- Bhiloda Location in Gujarat, India Bhiloda Bhiloda (India)
- Coordinates: 23°28′N 73°09′E﻿ / ﻿23.46°N 73.15°E
- Country: India
- State: Gujarat
- District: Aravalli District
- Taluka: Bhiloda Taluka

Population (2011)
- • Total: 16,074
- • Density: 286/km^{2} (740/sq mi)

Languages
- • Official: Gujarati, Hindi
- Time zone: UTC+5:30 (IST)
- PIN: 383245
- Telephone code: 91 02771
- ISO 3166 code: IN-GJ
- Vehicle registration: GJ-31
- Sex ratio: 941 ♂/♀
- Website: gujaratindia.com

= Bhiloda =

Bhiloda is a taluka headquarters situated in Aravalli District in the state of Gujarat, India. It is situated on the banks of the Hathmati River among the Aravalli Hills.

==History==
Bhiloda was a part of Idar State during British rule. After independence of India in 1947, Idar State was merged with Union of India. From 1947 to 1956, it was a part of Bombay state in the Idar district. From 1961 to 2013, Bhiloda was a part of Sabarkantha district which was bifurcated and Aravalli district was formed.

== Demographics ==
As of the 2011 census, Bhiloda had a population of 16,074.

== Places of interest ==
Jain Temples
Chandaprabhu Digambar Jain Bavan Jinalya was built in 12th century and is dedicated to Chandraprabhu(eighth Tirthankara), measuring seventy feet long by forty-five broad and thirty high, built of sandstone covered with stucco. It has a tower of four stories, seventy- five feet high, and a rest-house within the entrance gate.

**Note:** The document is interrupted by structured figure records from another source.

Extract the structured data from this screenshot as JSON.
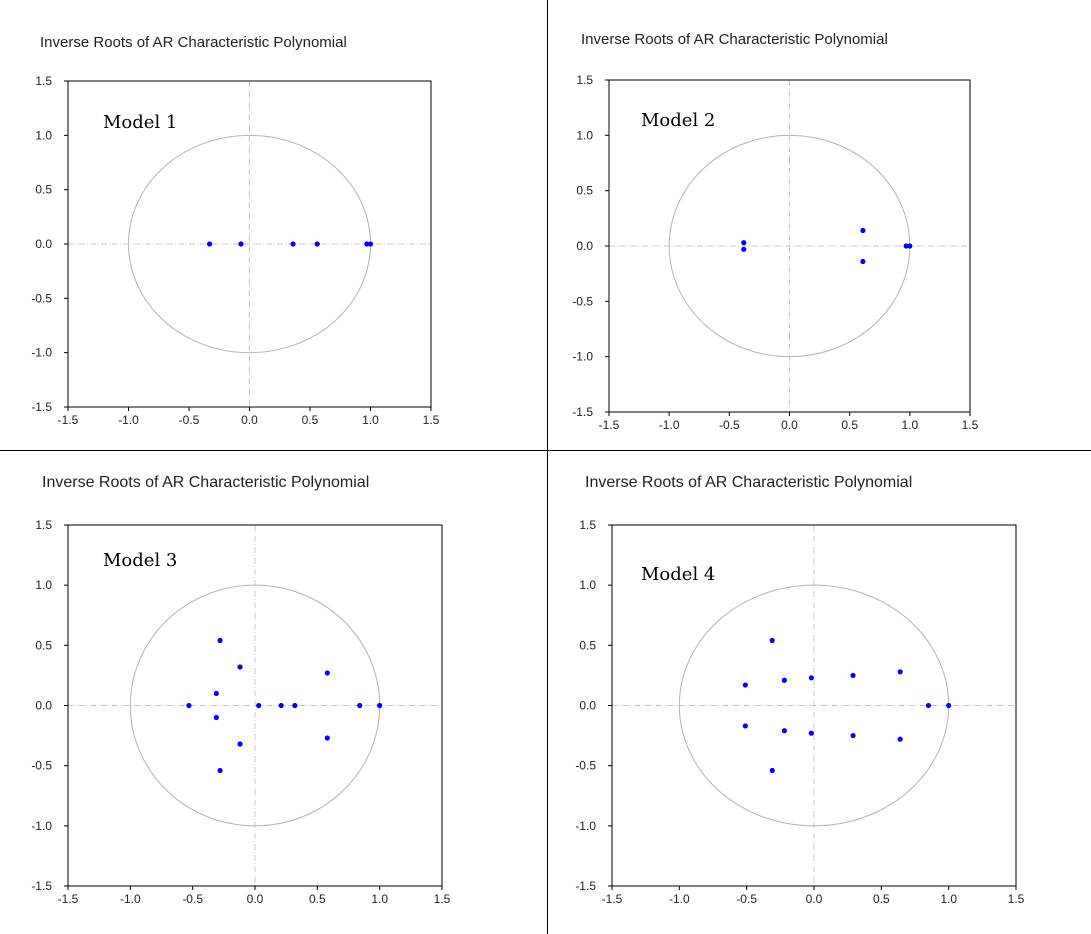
{
  "chart_data": [
    {
      "type": "scatter",
      "title": "Inverse Roots of AR Characteristic Polynomial",
      "annotation": "Model 1",
      "xlim": [
        -1.5,
        1.5
      ],
      "ylim": [
        -1.5,
        1.5
      ],
      "xticks": [
        "-1.5",
        "-1.0",
        "-0.5",
        "0.0",
        "0.5",
        "1.0",
        "1.5"
      ],
      "yticks": [
        "1.5",
        "1.0",
        "0.5",
        "0.0",
        "-0.5",
        "-1.0",
        "-1.5"
      ],
      "unit_circle": true,
      "points": [
        {
          "x": -0.33,
          "y": 0.0
        },
        {
          "x": -0.07,
          "y": 0.0
        },
        {
          "x": 0.36,
          "y": 0.0
        },
        {
          "x": 0.56,
          "y": 0.0
        },
        {
          "x": 0.97,
          "y": 0.0
        },
        {
          "x": 1.0,
          "y": 0.0
        }
      ]
    },
    {
      "type": "scatter",
      "title": "Inverse Roots of AR Characteristic Polynomial",
      "annotation": "Model 2",
      "xlim": [
        -1.5,
        1.5
      ],
      "ylim": [
        -1.5,
        1.5
      ],
      "xticks": [
        "-1.5",
        "-1.0",
        "-0.5",
        "0.0",
        "0.5",
        "1.0",
        "1.5"
      ],
      "yticks": [
        "1.5",
        "1.0",
        "0.5",
        "0.0",
        "-0.5",
        "-1.0",
        "-1.5"
      ],
      "unit_circle": true,
      "points": [
        {
          "x": -0.38,
          "y": 0.03
        },
        {
          "x": -0.38,
          "y": -0.03
        },
        {
          "x": 0.61,
          "y": 0.14
        },
        {
          "x": 0.61,
          "y": -0.14
        },
        {
          "x": 0.97,
          "y": 0.0
        },
        {
          "x": 1.0,
          "y": 0.0
        }
      ]
    },
    {
      "type": "scatter",
      "title": "Inverse Roots of AR Characteristic Polynomial",
      "annotation": "Model 3",
      "xlim": [
        -1.5,
        1.5
      ],
      "ylim": [
        -1.5,
        1.5
      ],
      "xticks": [
        "-1.5",
        "-1.0",
        "-0.5",
        "0.0",
        "0.5",
        "1.0",
        "1.5"
      ],
      "yticks": [
        "1.5",
        "1.0",
        "0.5",
        "0.0",
        "-0.5",
        "-1.0",
        "-1.5"
      ],
      "unit_circle": true,
      "points": [
        {
          "x": -0.53,
          "y": 0.0
        },
        {
          "x": -0.31,
          "y": 0.1
        },
        {
          "x": -0.31,
          "y": -0.1
        },
        {
          "x": -0.28,
          "y": 0.54
        },
        {
          "x": -0.28,
          "y": -0.54
        },
        {
          "x": -0.12,
          "y": 0.32
        },
        {
          "x": -0.12,
          "y": -0.32
        },
        {
          "x": 0.03,
          "y": 0.0
        },
        {
          "x": 0.21,
          "y": 0.0
        },
        {
          "x": 0.32,
          "y": 0.0
        },
        {
          "x": 0.58,
          "y": 0.27
        },
        {
          "x": 0.58,
          "y": -0.27
        },
        {
          "x": 0.84,
          "y": 0.0
        },
        {
          "x": 1.0,
          "y": 0.0
        }
      ]
    },
    {
      "type": "scatter",
      "title": "Inverse Roots of AR Characteristic Polynomial",
      "annotation": "Model 4",
      "xlim": [
        -1.5,
        1.5
      ],
      "ylim": [
        -1.5,
        1.5
      ],
      "xticks": [
        "-1.5",
        "-1.0",
        "-0.5",
        "0.0",
        "0.5",
        "1.0",
        "1.5"
      ],
      "yticks": [
        "1.5",
        "1.0",
        "0.5",
        "0.0",
        "-0.5",
        "-1.0",
        "-1.5"
      ],
      "unit_circle": true,
      "points": [
        {
          "x": -0.51,
          "y": 0.17
        },
        {
          "x": -0.51,
          "y": -0.17
        },
        {
          "x": -0.31,
          "y": 0.54
        },
        {
          "x": -0.31,
          "y": -0.54
        },
        {
          "x": -0.22,
          "y": 0.21
        },
        {
          "x": -0.22,
          "y": -0.21
        },
        {
          "x": -0.02,
          "y": 0.23
        },
        {
          "x": -0.02,
          "y": -0.23
        },
        {
          "x": 0.29,
          "y": 0.25
        },
        {
          "x": 0.29,
          "y": -0.25
        },
        {
          "x": 0.64,
          "y": 0.28
        },
        {
          "x": 0.64,
          "y": -0.28
        },
        {
          "x": 0.85,
          "y": 0.0
        },
        {
          "x": 1.0,
          "y": 0.0
        }
      ]
    }
  ],
  "colors": {
    "points": "#0000ff",
    "circle": "#b4b4b4",
    "zero_lines": "#c8c8c8",
    "axes": "#000000",
    "divider": "#000000"
  }
}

There is a Digamber Jain Temple known as Digamber Bavan Jinalay or Bhulavni which is also known for its memorial pillar, Kirti Stambh that is 58 feet tall. This temple has 111 Marble idols and 40 metal idols from 12th, 16th and 19th century. Standing posture Idols of Bharat and Bahubali are one of the main attraction of this temple.

Near by places of religious significance are Shamlaji, Bhavnath Temple, Mau and Vaidhnath temple.

==Amenities ==
Bhiloda has primary and secondary school, higher secondary college, agricultural market, police station, several banks (Dena Bank, Gramin, BOI, Canara Bank, Union Bank, IDBI Bank, BOB, SDB and State Bank of India), a cottage hospital, and a private hospitals.

Navibai Ramji Ashar Vidyalay is one of the oldest secondary and higher secondary school which is located very close to Bhiloda bus depot.